Uncertainty regarding U.S.-China trade negotiations remained another stumbling block, as the nine-month old trade war that disrupted supply chains and weighed on the world economy is yet to be fully resolved. Although both the warring countries have agreed upon the enforcement mechanisms, the finer details are reportedly still under deliberations. As the industry awaits an early resolution to the prolonged bilateral talks to better focus on the impending 5G boom, efforts are on to give a final push to a mutually acceptable trade deal by May end that is easily enforceable.

Regarding company-specific news, quarterly earnings primarily took the center stage over the past five trading days.

Recap of the Week’s Most Important Stories

1.    AT&T Inc. (T - Free Report) recorded first-quarter 2019 adjusted earnings of 86 cents per share compared with 85 cents in the year-earlier quarter, which beat the Zacks Consensus Estimate by a penny.

Although consolidated revenues increased 17.8% year over year to $44,827 million, due to the accretive Time Warner acquisition and solid performances by domestic wireless services and advertising unit Xandr, it missed the Zacks Consensus Estimate of $45,093 million. (Read more: AT&T Marginally Beats on Q1 Earnings, Misses on Revenues)

2.    Verizon Communications Inc. (VZ - Free Report) recorded first-quarter 2019 adjusted earnings of $1.20 per share compared with $1.17 in the year-earlier quarter, which beat the Zacks Consensus Estimate by 3 cents.

Consolidated GAAP revenues increased 1.1% year over year to $32,128 million but missed the Zacks Consensus Estimate of $32,165 million. (Read more: Verizon Q1 Earnings Beat on Wireless Strength, View Up)

3.    First-quarter 2019 net earnings for Badger Meter, Inc. (BMI - Free Report) were $10.8 million or 37 cents per share compared with $7.5 million or 26 cents per share in the year-ago quarter, primarily driven by lower cost of sales. The figure beat the Zacks Consensus Estimate by a penny.

Net sales were $104.9 million compared with $105 million in the year-ago quarter, owing to inclement weather conditions and deferred customer orders. The top line lagged the Zacks Consensus Estimate of $111 million. (Read more: Badger Meter Q1 Earnings Beat Estimates, Revenues Miss)
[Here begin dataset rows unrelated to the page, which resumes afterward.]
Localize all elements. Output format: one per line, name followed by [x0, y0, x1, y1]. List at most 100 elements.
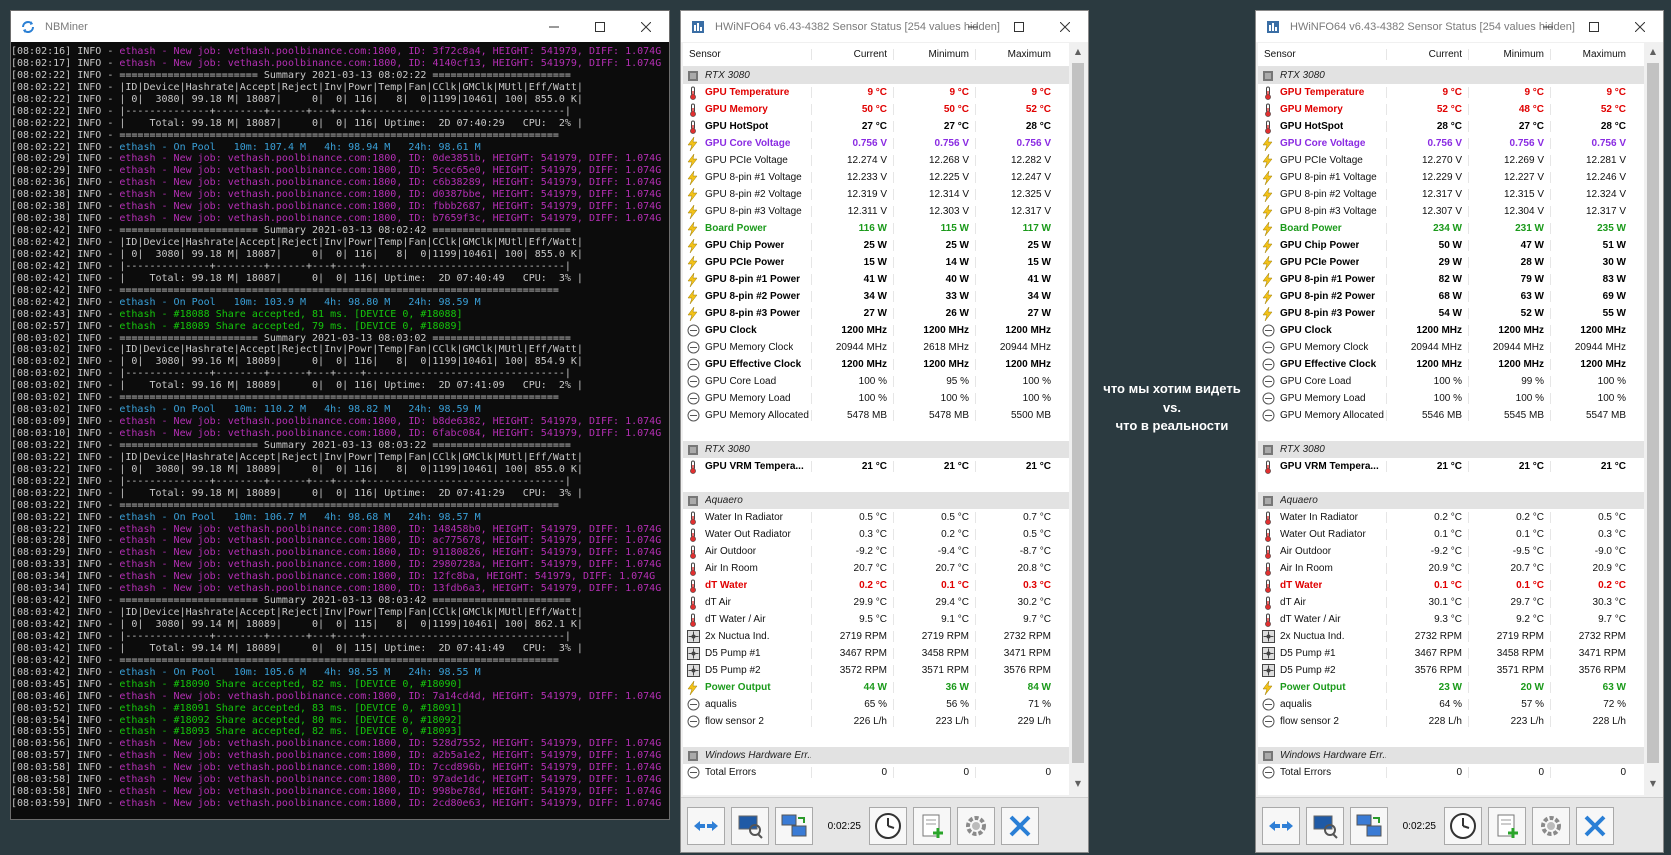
sensor-row[interactable]: GPU 8-pin #1 Power 41 W 40 W 41 W — [683, 271, 1069, 288]
arrows-lr-button[interactable] — [687, 807, 725, 845]
sensor-row[interactable]: dT Air 29.9 °C 29.4 °C 30.2 °C — [683, 594, 1069, 611]
sensor-row[interactable]: GPU 8-pin #3 Voltage 12.311 V 12.303 V 12.3… — [683, 203, 1069, 220]
sensor-row[interactable]: GPU 8-pin #1 Voltage 12.229 V 12.227 V 12.2… — [1258, 169, 1644, 186]
sensor-row[interactable]: GPU Chip Power 25 W 25 W 25 W — [683, 237, 1069, 254]
sensor-row[interactable]: Total Errors 0 0 0 — [683, 764, 1069, 781]
sensor-row[interactable]: Total Errors 0 0 0 — [1258, 764, 1644, 781]
sensor-row[interactable]: Water Out Radiator 0.3 °C 0.2 °C 0.5 °C — [683, 526, 1069, 543]
maximize-button[interactable] — [996, 11, 1042, 42]
sensor-row[interactable]: dT Water 0.2 °C 0.1 °C 0.3 °C — [683, 577, 1069, 594]
sensor-row[interactable]: Air Outdoor -9.2 °C -9.5 °C -9.0 °C — [1258, 543, 1644, 560]
close-x-button[interactable] — [1001, 807, 1039, 845]
sensor-row[interactable]: dT Water / Air 9.5 °C 9.1 °C 9.7 °C — [683, 611, 1069, 628]
sensor-row[interactable]: GPU PCIe Power 15 W 14 W 15 W — [683, 254, 1069, 271]
sensor-row[interactable]: GPU Memory Load 100 % 100 % 100 % — [683, 390, 1069, 407]
sensor-row[interactable]: GPU PCIe Voltage 12.274 V 12.268 V 12.282 V — [683, 152, 1069, 169]
sensor-row[interactable]: dT Water / Air 9.3 °C 9.2 °C 9.7 °C — [1258, 611, 1644, 628]
sensor-row[interactable]: GPU Memory Clock 20944 MHz 20944 MHz 20944 … — [1258, 339, 1644, 356]
sensor-row[interactable]: Water In Radiator 0.2 °C 0.2 °C 0.5 °C — [1258, 509, 1644, 526]
sensor-row[interactable]: 2x Nuctua Ind. 2719 RPM 2719 RPM 2732 RPM — [683, 628, 1069, 645]
sensor-row[interactable]: Water Out Radiator 0.1 °C 0.1 °C 0.3 °C — [1258, 526, 1644, 543]
sensor-row[interactable]: GPU Effective Clock 1200 MHz 1200 MHz 1200 … — [683, 356, 1069, 373]
sensor-row[interactable]: aqualis 65 % 56 % 71 % — [683, 696, 1069, 713]
sensor-row[interactable]: GPU PCIe Voltage 12.270 V 12.269 V 12.281 V — [1258, 152, 1644, 169]
sensor-row[interactable]: GPU Core Load 100 % 99 % 100 % — [1258, 373, 1644, 390]
sensor-group-row[interactable]: RTX 3080 — [1258, 67, 1644, 84]
sensor-row[interactable]: GPU Memory Allocated 5546 MB 5545 MB 5547 M… — [1258, 407, 1644, 424]
sensor-row[interactable]: GPU 8-pin #2 Power 68 W 63 W 69 W — [1258, 288, 1644, 305]
sensor-row[interactable]: GPU Core Voltage 0.756 V 0.756 V 0.756 V — [683, 135, 1069, 152]
sensor-row[interactable]: GPU Core Voltage 0.756 V 0.756 V 0.756 V — [1258, 135, 1644, 152]
sensor-group-row[interactable]: Windows Hardware Err... — [683, 747, 1069, 764]
sensor-row[interactable]: GPU 8-pin #1 Voltage 12.233 V 12.225 V 12.2… — [683, 169, 1069, 186]
header-maximum[interactable]: Maximum — [975, 49, 1057, 60]
sensor-row[interactable]: 2x Nuctua Ind. 2732 RPM 2719 RPM 2732 RPM — [1258, 628, 1644, 645]
sensor-row[interactable]: GPU HotSpot 27 °C 27 °C 28 °C — [683, 118, 1069, 135]
sensor-row[interactable]: GPU Memory Clock 20944 MHz 2618 MHz 20944 M… — [683, 339, 1069, 356]
clock-button[interactable] — [869, 807, 907, 845]
header-current[interactable]: Current — [811, 49, 893, 60]
sensor-row[interactable]: GPU Temperature 9 °C 9 °C 9 °C — [683, 84, 1069, 101]
network-monitors-button[interactable] — [1350, 807, 1388, 845]
sensor-row[interactable]: GPU 8-pin #2 Voltage 12.317 V 12.315 V 12.3… — [1258, 186, 1644, 203]
header-minimum[interactable]: Minimum — [893, 49, 975, 60]
sensor-row[interactable]: D5 Pump #1 3467 RPM 3458 RPM 3471 RPM — [683, 645, 1069, 662]
sensor-row[interactable]: GPU 8-pin #1 Power 82 W 79 W 83 W — [1258, 271, 1644, 288]
sensor-row[interactable]: GPU PCIe Power 29 W 28 W 30 W — [1258, 254, 1644, 271]
sensor-row[interactable]: GPU Clock 1200 MHz 1200 MHz 1200 MHz — [683, 322, 1069, 339]
sensor-row[interactable]: D5 Pump #2 3576 RPM 3571 RPM 3576 RPM — [1258, 662, 1644, 679]
scroll-down-arrow-icon[interactable]: ▼ — [1073, 779, 1083, 789]
sensor-row[interactable]: D5 Pump #2 3572 RPM 3571 RPM 3576 RPM — [683, 662, 1069, 679]
maximize-button[interactable] — [577, 11, 623, 42]
scrollbar-thumb[interactable] — [1072, 63, 1084, 763]
sensor-group-row[interactable]: Aquaero — [1258, 492, 1644, 509]
minimize-button[interactable] — [950, 11, 996, 42]
sensor-row[interactable]: GPU 8-pin #2 Power 34 W 33 W 34 W — [683, 288, 1069, 305]
sensor-row[interactable]: Board Power 234 W 231 W 235 W — [1258, 220, 1644, 237]
header-sensor[interactable]: Sensor — [683, 49, 811, 60]
sensor-table[interactable]: Sensor Current Minimum Maximum RTX 3080 G… — [683, 43, 1069, 795]
sensor-row[interactable]: Power Output 23 W 20 W 63 W — [1258, 679, 1644, 696]
sensor-row[interactable]: GPU Effective Clock 1200 MHz 1200 MHz 1200 … — [1258, 356, 1644, 373]
sensor-row[interactable]: Air In Room 20.9 °C 20.7 °C 20.9 °C — [1258, 560, 1644, 577]
scroll-up-arrow-icon[interactable]: ▲ — [1648, 47, 1658, 57]
sensor-row[interactable]: GPU Memory 52 °C 48 °C 52 °C — [1258, 101, 1644, 118]
sensor-row[interactable]: Board Power 116 W 115 W 117 W — [683, 220, 1069, 237]
settings-gear-button[interactable] — [957, 807, 995, 845]
nbminer-titlebar[interactable]: NBMiner — [11, 11, 669, 42]
sensor-row[interactable]: GPU Clock 1200 MHz 1200 MHz 1200 MHz — [1258, 322, 1644, 339]
scroll-up-arrow-icon[interactable]: ▲ — [1073, 47, 1083, 57]
close-button[interactable] — [623, 11, 669, 42]
vertical-scrollbar[interactable]: ▲ ▼ — [1644, 43, 1662, 795]
sensor-row[interactable]: GPU 8-pin #3 Power 27 W 26 W 27 W — [683, 305, 1069, 322]
sensor-row[interactable]: GPU VRM Tempera... 21 °C 21 °C 21 °C — [1258, 458, 1644, 475]
scrollbar-thumb[interactable] — [1647, 63, 1659, 763]
sensor-row[interactable]: GPU Temperature 9 °C 9 °C 9 °C — [1258, 84, 1644, 101]
arrows-lr-button[interactable] — [1262, 807, 1300, 845]
sensor-row[interactable]: GPU 8-pin #3 Voltage 12.307 V 12.304 V 12.3… — [1258, 203, 1644, 220]
vertical-scrollbar[interactable]: ▲ ▼ — [1069, 43, 1087, 795]
close-button[interactable] — [1617, 11, 1663, 42]
hwinfo-titlebar[interactable]: HWiNFO64 v6.43-4382 Sensor Status [254 v… — [1256, 11, 1663, 42]
report-add-button[interactable] — [913, 807, 951, 845]
sensor-row[interactable]: GPU 8-pin #3 Power 54 W 52 W 55 W — [1258, 305, 1644, 322]
sensor-row[interactable]: dT Air 30.1 °C 29.7 °C 30.3 °C — [1258, 594, 1644, 611]
sensor-group-row[interactable]: RTX 3080 — [683, 441, 1069, 458]
sensor-row[interactable]: GPU HotSpot 28 °C 27 °C 28 °C — [1258, 118, 1644, 135]
sensor-row[interactable]: dT Water 0.1 °C 0.1 °C 0.2 °C — [1258, 577, 1644, 594]
sensor-row[interactable]: Water In Radiator 0.5 °C 0.5 °C 0.7 °C — [683, 509, 1069, 526]
sensor-row[interactable]: GPU Chip Power 50 W 47 W 51 W — [1258, 237, 1644, 254]
sensor-group-row[interactable]: RTX 3080 — [683, 67, 1069, 84]
sensor-row[interactable]: D5 Pump #1 3467 RPM 3458 RPM 3471 RPM — [1258, 645, 1644, 662]
sensor-row[interactable]: GPU VRM Tempera... 21 °C 21 °C 21 °C — [683, 458, 1069, 475]
sensor-row[interactable]: aqualis 64 % 57 % 72 % — [1258, 696, 1644, 713]
close-x-button[interactable] — [1576, 807, 1614, 845]
scroll-down-arrow-icon[interactable]: ▼ — [1648, 779, 1658, 789]
minimize-button[interactable] — [531, 11, 577, 42]
monitor-magnifier-button[interactable] — [1306, 807, 1344, 845]
sensor-row[interactable]: GPU Memory Load 100 % 100 % 100 % — [1258, 390, 1644, 407]
header-maximum[interactable]: Maximum — [1550, 49, 1632, 60]
hwinfo-window-actual[interactable]: HWiNFO64 v6.43-4382 Sensor Status [254 v… — [1255, 10, 1664, 853]
sensor-group-row[interactable]: Aquaero — [683, 492, 1069, 509]
sensor-row[interactable]: Air Outdoor -9.2 °C -9.4 °C -8.7 °C — [683, 543, 1069, 560]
4.    ADTRAN, Inc. (ADTN - Free Report) reported better-than-expected results in first-quarter 2019, wherein both the top line and the bottom line increased year over year.

Non-GAAP net income came in at $4.9 million or 10 cents per share against a loss of $15.8 million or loss of 33 cents per share in the prior-year quarter. The Zacks Consensus Estimate for loss was pegged at 5 cents. Quarterly sales were $143.8 million compared with $120.8 million in the prior-year quarter, beating the Zacks Consensus Estimate of $141 million. (Read more: ADTRAN Q1 Earnings and Revenues Beat, Increase Y/Y)

Price Performance

The following table shows the price movement of some of the major telecom stocks over the past week and during the past six months.
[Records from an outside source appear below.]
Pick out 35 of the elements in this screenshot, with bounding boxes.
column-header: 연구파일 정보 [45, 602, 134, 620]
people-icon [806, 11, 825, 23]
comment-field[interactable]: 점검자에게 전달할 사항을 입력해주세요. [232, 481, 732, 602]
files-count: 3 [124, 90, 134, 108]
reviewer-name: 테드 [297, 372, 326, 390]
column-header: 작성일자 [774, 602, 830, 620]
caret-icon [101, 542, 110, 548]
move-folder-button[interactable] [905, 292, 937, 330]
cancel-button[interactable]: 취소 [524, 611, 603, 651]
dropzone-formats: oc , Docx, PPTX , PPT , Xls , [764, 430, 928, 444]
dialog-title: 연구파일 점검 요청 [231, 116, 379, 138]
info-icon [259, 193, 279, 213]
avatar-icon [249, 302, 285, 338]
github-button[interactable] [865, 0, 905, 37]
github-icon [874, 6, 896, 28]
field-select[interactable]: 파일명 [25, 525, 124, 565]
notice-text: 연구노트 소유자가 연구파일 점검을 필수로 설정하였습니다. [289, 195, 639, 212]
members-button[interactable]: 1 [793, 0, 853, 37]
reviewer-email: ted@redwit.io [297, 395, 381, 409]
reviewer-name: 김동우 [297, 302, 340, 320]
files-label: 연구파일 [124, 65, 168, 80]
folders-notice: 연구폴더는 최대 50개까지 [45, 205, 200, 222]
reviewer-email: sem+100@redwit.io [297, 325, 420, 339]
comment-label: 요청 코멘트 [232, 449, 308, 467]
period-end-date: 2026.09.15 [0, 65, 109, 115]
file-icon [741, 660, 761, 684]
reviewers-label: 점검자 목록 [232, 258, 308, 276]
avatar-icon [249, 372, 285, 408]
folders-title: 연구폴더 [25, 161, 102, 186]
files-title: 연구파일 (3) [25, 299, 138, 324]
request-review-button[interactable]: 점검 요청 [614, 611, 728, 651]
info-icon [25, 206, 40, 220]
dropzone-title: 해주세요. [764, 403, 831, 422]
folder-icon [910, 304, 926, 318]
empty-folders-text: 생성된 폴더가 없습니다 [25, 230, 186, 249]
In the past five trading days, Qualcomm was the biggest gainer with its share price increasing 8.9% while AT&T was the largest decliner with its stock down 3.8%.

Over the past six months, Qualcomm has been the best performer with its stock appreciating 28%, while Sprint was the sole decliner with its shares falling 3.9%.
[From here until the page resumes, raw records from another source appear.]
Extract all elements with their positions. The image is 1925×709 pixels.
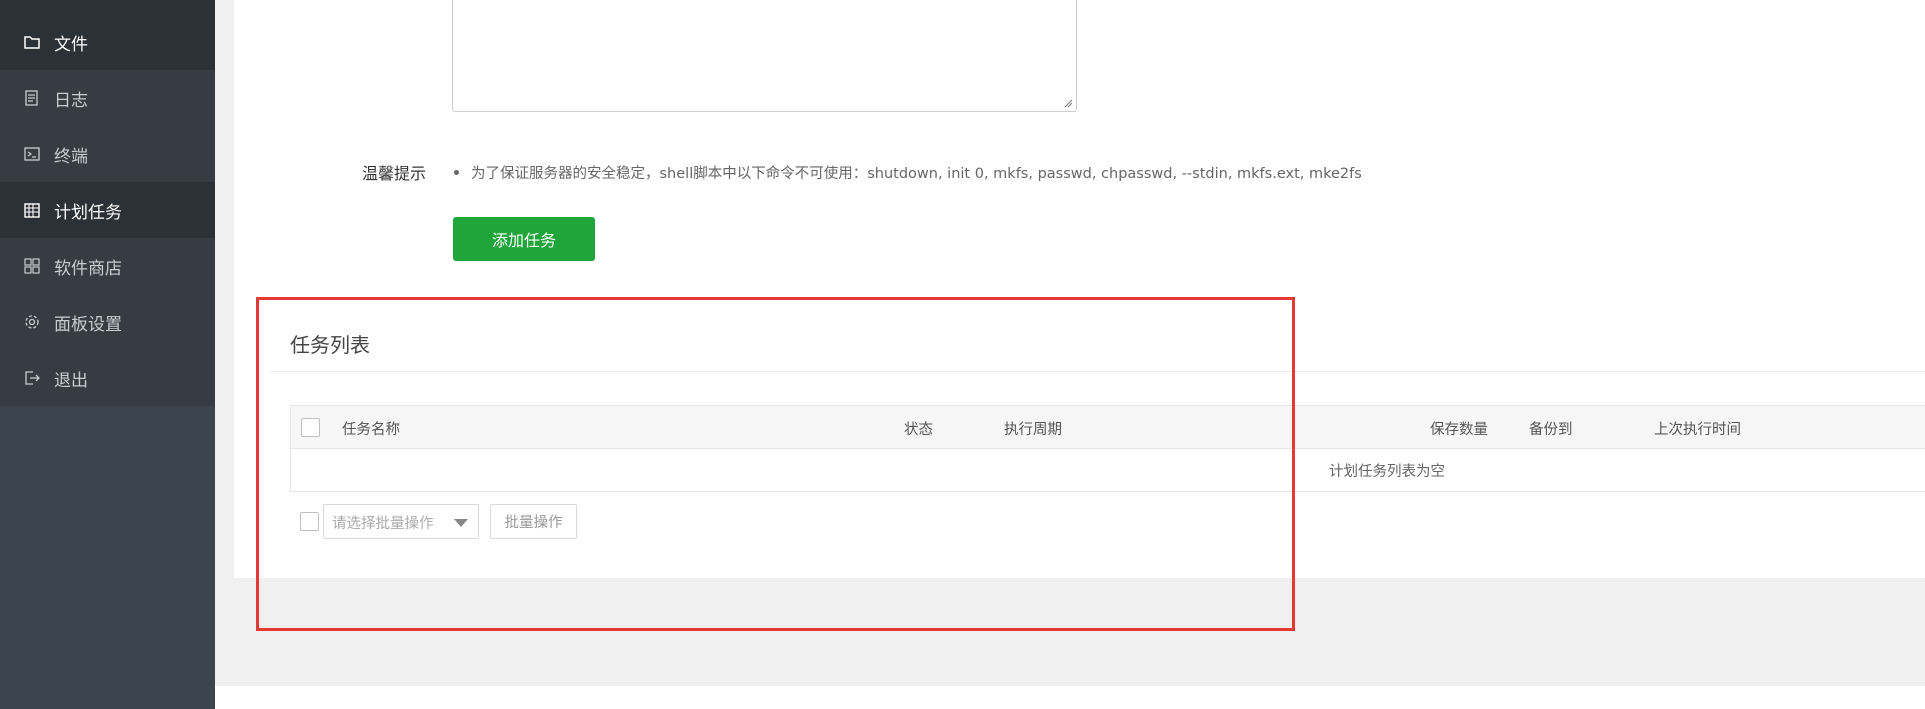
sidebar-item-files[interactable]: 文件: [0, 14, 215, 70]
script-textarea[interactable]: [452, 0, 1077, 112]
sidebar-item-label: 退出: [54, 370, 88, 391]
empty-message: 计划任务列表为空: [1329, 464, 1445, 480]
column-header[interactable]: 上次执行时间: [1654, 418, 1741, 439]
log-icon: [22, 88, 42, 108]
resize-handle-icon[interactable]: [1064, 99, 1073, 108]
gear-icon: [22, 312, 42, 332]
folder-icon: [22, 32, 42, 52]
column-header[interactable]: 保存数量: [1430, 418, 1488, 439]
sidebar-item-label: 软件商店: [54, 258, 122, 279]
calendar-icon: [22, 200, 42, 220]
sidebar-item-label: 计划任务: [54, 202, 122, 223]
logout-icon: [22, 368, 42, 388]
column-header[interactable]: 备份到: [1529, 418, 1573, 439]
sidebar-item-label: 终端: [54, 146, 88, 167]
sidebar-nav: 文件 日志 终端 计划任务 软件商店 面板设置 退出: [0, 14, 215, 406]
highlight-annotation: [256, 297, 1295, 631]
sidebar-item-settings[interactable]: 面板设置: [0, 294, 215, 350]
footer-strip: [215, 686, 1925, 709]
sidebar: 文件 日志 终端 计划任务 软件商店 面板设置 退出: [0, 0, 215, 709]
grid-icon: [22, 256, 42, 276]
bullet-icon: [454, 170, 459, 175]
sidebar-item-label: 日志: [54, 90, 88, 111]
sidebar-item-label: 文件: [54, 34, 88, 55]
sidebar-item-logout[interactable]: 退出: [0, 350, 215, 406]
tip-text-content: 为了保证服务器的安全稳定，shell脚本中以下命令不可使用：shutdown, …: [471, 166, 1362, 182]
tip-text: 为了保证服务器的安全稳定，shell脚本中以下命令不可使用：shutdown, …: [452, 162, 1362, 183]
tip-label: 温馨提示: [362, 164, 427, 183]
sidebar-top-strip: [0, 0, 215, 14]
sidebar-item-logs[interactable]: 日志: [0, 70, 215, 126]
sidebar-item-terminal[interactable]: 终端: [0, 126, 215, 182]
add-task-button[interactable]: 添加任务: [453, 217, 595, 261]
sidebar-item-store[interactable]: 软件商店: [0, 238, 215, 294]
sidebar-item-label: 面板设置: [54, 314, 122, 335]
terminal-icon: [22, 144, 42, 164]
sidebar-item-cron[interactable]: 计划任务: [0, 182, 215, 238]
Over the past six months, the Zacks Telecommunications Services industry has recorded average growth of 2.2% while the S&P 500 rallied 9.9%.



What’s Next in the Telecom Space?

In addition to product launches and deployment of 5G technologies, all eyes will remain glued to how other industry participants fare in the earnings season and in what way the United States and China continue their negotiations for a long-term solution to the trade war.